Ce matin, les enfants retournent à l’école. Nous décidons d’y aller tous ensemble. La route habituelle est barrée. Nous descendons par la rue Oberkampf. Je tiens mes enfants fermement par la main, alors que d’ordinaire mon fils aîné, qui a 10 ans, nous lâche au moindre prétexte pour faire le chemin tout seul. J’espère qu’ils ne remarqueront pas les traces de la fusillade autour d’eux. Dans le caniveau, je vois des gants de soins maculés, des paquets de compresses, du matériel médical que personne n’a encore pensé à enlever. Du sang aussi. Devant l’un des immeubles, une petite pancarte écrite à la main indique que des blessés du Bataclan ont été soignés ici. La porte cochère est ouverte.
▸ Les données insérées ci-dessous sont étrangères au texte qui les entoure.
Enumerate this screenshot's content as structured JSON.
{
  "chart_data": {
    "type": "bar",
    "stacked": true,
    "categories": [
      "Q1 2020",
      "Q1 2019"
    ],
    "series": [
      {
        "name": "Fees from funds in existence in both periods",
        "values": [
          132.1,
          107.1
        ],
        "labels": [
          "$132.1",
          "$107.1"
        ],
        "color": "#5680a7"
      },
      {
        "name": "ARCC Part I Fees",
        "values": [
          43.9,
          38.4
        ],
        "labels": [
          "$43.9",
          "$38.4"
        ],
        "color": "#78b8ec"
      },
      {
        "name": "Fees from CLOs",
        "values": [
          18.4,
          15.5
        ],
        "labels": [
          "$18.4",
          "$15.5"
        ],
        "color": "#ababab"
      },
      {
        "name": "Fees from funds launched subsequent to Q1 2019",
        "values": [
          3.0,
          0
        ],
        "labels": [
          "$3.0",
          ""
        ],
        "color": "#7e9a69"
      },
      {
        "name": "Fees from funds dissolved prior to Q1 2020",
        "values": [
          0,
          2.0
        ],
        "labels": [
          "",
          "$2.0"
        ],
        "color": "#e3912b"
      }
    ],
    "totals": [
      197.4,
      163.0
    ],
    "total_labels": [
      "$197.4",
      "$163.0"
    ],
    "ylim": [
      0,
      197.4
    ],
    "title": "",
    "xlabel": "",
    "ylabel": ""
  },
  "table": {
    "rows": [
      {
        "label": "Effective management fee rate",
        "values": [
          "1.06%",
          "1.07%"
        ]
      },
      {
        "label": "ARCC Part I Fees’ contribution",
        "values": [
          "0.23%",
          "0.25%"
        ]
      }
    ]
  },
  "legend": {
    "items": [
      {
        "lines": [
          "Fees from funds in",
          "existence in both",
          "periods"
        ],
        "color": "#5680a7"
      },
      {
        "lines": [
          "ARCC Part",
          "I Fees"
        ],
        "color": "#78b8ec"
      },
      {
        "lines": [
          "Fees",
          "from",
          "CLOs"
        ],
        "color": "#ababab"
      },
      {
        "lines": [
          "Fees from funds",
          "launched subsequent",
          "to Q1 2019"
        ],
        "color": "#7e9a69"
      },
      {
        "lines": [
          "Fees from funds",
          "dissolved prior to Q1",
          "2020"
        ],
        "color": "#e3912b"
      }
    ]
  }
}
Dans la cour, au sol, on peut encore voir les grandes traînées rouges des corps déplacés. Au barrage, les policiers sont incapables de dire combien de temps ils vont rester.
Devant l’école, on se retrouve, on s’embrasse. On a tous envie de se parler, comme pour se débarrasser de cette horreur. Une voisine a un sale goût dans la bouche : ce week-end, après les tueries, elle assure avoir entendu : Ça sent le Français cramé, ici.

Je vais aux Jours, derrière Stalingrad. Je remonte le boulevard Richard-Lenoir, puis le canal Saint-Martin. Sur mon chemin en vélo, je passe devant la Bonne bière, le café attaqué au croisement de la rue de la Fontaine-au-Roi et de la rue du Faubourg-du-Temple, où cinq personnes ont péri. La rue d’après est la rue Alibert, celle du Petit Cambodge et du Carillon, où quinze personnes ont été tuées. Je fonce.
Aux Jours, je suis amorphe. J’écoute l’équipe et je ne décroche pas un mot. Puis je me mets à leur raconter les scènes de mon quartier, presque vues de ma fenêtre. Ils ont plus de répondant que moi, et me proposent d’écrire, de tenir un journal de bord, un récit de l’intérieur de ce quartier. J’entrevois tout à coup la possibilité de ne plus être passive et écrasée par les évènements.
Au déjeuner, je retrouve Nathalie, une amie, qui habite une rue derrière le Bataclan. C’est elle qui m’a laissé un message : J’ai du mal à partir aujourd’hui, si tu es dans le quartier, je veux bien déjeuner avec toi…
On s’installe à la lisière de notre arrondissement, dans un petit café qu’on aime bien. Je fais face à la porte d’entrée et je visualise sans réfléchir un endroit où me cacher si besoin. Je n’ose pas le lui avouer. Elle est toute en retenue, délicate, les yeux cernés.
La fille de Nathalie est en sixième au collège du quartier.